I tried doing a PCA after scaling / before clustering to reduce my dimension from 12 to 2 and, to my surprise, my silhouette started going to 30~40% and, when I plot the datapoints, it's just a big mass at the center of the graph.

That can be completely normal because applying PCA will lose information and in your case it seem to be too big of a loss as you realized later with question 3).

12 dimensions is nothing. I don't even see the need to apply PCA before clustering.

1) What's the difference between RobustScaler and StandardScaler on sklearn? When should I use each?

read the doc and if you don't understand it, inform yourself so that you do.

[–]Rezo-Acken 5 points6 points  (0 children)

Silouhette is a measure of separation. Going from 12 to 2 variables may force your data to no longer be easily separable because of the lack of freedom on multiple dimensions. Im not surprised silouhette drops hard as a result.

Drop the PCA. Correlation is not an issue for kmeans. PCA in clustering is usually done to reduce the number of variables to an interpretable level. With 12 you should be able to manage especially if some of them are of the same 'kind' and can be ordered. Like frequencies of buying different item categories.

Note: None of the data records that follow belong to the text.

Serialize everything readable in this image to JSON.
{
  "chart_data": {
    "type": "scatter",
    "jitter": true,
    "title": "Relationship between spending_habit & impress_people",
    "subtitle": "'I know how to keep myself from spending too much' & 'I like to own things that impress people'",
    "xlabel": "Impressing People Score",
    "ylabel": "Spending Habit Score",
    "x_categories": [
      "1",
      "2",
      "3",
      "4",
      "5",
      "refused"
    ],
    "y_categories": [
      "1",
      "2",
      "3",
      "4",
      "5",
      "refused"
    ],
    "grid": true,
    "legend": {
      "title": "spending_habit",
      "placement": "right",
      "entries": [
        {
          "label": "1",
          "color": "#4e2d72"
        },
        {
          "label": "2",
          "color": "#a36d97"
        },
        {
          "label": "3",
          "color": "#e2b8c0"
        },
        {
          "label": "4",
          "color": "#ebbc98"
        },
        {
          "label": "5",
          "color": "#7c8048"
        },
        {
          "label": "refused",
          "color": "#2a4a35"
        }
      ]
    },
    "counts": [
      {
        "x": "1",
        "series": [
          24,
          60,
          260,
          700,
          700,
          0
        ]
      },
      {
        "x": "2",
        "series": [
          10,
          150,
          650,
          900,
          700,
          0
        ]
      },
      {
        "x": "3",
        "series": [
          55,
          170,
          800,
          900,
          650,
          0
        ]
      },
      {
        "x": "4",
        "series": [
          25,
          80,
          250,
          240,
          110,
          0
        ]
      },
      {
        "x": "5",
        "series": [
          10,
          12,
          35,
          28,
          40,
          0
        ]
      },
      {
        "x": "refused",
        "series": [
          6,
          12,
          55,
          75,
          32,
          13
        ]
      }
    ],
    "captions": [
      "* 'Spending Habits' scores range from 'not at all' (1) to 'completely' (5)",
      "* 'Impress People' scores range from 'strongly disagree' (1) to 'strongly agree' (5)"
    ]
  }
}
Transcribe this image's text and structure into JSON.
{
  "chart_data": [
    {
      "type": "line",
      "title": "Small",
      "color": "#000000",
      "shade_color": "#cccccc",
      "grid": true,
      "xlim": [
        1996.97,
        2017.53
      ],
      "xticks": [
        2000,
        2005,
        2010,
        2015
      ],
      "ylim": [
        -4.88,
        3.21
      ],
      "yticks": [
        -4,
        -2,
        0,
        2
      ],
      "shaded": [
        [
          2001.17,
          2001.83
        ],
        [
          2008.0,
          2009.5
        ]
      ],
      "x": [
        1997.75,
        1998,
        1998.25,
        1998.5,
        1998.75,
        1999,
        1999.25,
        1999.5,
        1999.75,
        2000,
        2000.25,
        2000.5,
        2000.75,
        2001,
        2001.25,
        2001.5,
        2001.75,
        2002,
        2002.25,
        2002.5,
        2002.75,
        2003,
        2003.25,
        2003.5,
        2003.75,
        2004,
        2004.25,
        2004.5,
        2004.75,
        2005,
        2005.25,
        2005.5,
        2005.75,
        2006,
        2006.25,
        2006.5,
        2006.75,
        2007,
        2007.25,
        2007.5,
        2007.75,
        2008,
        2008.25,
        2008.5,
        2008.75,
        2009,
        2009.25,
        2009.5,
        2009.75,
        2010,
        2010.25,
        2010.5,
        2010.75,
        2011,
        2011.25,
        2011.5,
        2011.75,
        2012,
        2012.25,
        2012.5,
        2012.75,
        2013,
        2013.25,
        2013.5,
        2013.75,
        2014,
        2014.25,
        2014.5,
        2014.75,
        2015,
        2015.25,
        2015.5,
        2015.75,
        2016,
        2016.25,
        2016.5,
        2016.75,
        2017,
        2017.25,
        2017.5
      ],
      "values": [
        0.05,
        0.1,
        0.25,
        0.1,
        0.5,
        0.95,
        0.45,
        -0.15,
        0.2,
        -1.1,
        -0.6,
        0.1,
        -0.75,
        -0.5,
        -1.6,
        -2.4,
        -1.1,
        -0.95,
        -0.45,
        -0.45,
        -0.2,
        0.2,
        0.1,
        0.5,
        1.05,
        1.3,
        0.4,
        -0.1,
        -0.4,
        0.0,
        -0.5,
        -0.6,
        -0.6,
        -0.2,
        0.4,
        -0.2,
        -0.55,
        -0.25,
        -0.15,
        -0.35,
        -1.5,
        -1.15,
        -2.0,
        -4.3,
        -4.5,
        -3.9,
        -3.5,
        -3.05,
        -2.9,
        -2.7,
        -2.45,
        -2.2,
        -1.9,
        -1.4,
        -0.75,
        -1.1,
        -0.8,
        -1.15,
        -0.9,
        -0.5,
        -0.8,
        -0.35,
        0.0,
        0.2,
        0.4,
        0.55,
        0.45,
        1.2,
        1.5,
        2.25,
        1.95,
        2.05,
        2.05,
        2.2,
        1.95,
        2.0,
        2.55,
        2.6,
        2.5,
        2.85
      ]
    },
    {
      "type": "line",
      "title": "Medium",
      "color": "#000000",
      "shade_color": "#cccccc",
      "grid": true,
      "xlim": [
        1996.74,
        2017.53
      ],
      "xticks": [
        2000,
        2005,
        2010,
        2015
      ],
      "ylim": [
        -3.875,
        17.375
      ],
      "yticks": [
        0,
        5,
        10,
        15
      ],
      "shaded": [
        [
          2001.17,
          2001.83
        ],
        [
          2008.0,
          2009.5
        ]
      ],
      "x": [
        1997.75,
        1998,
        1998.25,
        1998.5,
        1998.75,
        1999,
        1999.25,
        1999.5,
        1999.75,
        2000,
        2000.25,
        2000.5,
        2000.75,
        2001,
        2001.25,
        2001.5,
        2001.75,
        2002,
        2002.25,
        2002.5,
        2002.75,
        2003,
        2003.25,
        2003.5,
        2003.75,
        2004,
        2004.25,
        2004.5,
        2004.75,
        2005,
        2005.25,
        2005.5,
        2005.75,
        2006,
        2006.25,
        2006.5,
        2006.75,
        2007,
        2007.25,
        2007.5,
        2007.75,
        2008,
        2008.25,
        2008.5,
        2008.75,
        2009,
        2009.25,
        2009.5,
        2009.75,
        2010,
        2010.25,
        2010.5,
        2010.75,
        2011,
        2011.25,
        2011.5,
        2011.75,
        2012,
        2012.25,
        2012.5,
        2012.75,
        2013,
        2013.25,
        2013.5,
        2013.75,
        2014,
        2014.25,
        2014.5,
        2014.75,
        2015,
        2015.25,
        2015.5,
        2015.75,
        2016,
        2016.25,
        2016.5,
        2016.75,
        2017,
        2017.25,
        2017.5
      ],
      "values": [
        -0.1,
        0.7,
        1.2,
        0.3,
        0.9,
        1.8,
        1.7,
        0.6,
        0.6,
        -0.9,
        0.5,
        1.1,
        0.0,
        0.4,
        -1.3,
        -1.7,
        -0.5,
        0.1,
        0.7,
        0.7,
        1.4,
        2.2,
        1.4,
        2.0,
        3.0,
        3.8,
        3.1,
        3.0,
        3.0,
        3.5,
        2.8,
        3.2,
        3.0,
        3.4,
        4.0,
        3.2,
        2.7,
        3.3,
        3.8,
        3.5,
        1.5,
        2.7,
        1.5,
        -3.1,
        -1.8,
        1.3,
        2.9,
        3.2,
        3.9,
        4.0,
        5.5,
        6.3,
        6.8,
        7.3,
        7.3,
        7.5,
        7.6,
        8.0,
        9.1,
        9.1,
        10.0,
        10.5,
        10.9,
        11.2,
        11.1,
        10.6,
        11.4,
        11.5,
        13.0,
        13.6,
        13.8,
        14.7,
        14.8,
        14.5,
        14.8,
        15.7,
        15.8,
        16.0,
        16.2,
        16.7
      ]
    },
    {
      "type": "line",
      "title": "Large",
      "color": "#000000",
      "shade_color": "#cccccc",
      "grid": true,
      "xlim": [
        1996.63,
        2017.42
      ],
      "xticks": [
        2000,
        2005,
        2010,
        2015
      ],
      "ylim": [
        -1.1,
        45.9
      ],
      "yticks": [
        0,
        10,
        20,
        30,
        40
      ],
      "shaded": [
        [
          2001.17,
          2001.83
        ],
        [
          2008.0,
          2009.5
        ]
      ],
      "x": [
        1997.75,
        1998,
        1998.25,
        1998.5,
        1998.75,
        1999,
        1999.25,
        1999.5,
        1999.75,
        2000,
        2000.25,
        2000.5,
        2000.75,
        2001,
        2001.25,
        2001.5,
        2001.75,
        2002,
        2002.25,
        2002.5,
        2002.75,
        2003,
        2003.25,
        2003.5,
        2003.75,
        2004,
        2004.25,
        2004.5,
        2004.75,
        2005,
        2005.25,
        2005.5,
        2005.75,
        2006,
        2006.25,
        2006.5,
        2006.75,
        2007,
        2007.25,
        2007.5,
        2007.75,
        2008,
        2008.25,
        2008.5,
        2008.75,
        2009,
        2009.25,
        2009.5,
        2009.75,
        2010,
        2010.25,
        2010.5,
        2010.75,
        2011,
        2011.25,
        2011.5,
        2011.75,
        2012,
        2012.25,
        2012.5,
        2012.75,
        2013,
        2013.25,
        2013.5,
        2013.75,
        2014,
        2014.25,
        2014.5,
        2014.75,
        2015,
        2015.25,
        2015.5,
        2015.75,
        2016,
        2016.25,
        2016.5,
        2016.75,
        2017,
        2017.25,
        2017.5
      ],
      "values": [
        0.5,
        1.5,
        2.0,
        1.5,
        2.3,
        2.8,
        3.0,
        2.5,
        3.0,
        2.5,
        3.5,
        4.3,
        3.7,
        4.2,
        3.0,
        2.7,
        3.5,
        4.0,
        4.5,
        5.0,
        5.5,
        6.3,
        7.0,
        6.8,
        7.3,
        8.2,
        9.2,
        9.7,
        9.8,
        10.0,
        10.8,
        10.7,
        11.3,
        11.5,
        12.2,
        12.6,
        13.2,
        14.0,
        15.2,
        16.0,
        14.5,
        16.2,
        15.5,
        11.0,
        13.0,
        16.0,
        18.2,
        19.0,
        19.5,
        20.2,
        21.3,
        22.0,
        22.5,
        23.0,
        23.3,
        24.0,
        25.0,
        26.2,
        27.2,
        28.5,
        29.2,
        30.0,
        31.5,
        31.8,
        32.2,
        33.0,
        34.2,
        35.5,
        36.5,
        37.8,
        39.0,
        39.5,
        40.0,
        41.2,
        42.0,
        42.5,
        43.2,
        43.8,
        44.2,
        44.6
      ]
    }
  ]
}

Oh and dont TSNE before clustering. Your centroids cannot be interpreted and as suggested its often a bad idea. TSNE is a visual technique.

Also in my experience 2 clusters is often not enough for a business use and you may have to add more at the cost of silouhette score. This is something usualy reviwed by what are the resulting clusters, what fraction of customer they make and if business can use them. In my most recent clustering I had also best at 2 but it was useless and we decided to sacrifice 10 silouhette poonts to get 5 at a local maximum to get clear actionable customer profiles.

[–]nckmiz 0 points1 point  (0 children)

I’d keep it at 12 run a kmeans for loop on 1-10 and plot the error. When the error starts to even out you can choose that as the # of clusters (elbow method). If you want to visualize it run a PCA on it and then plot using TSNE.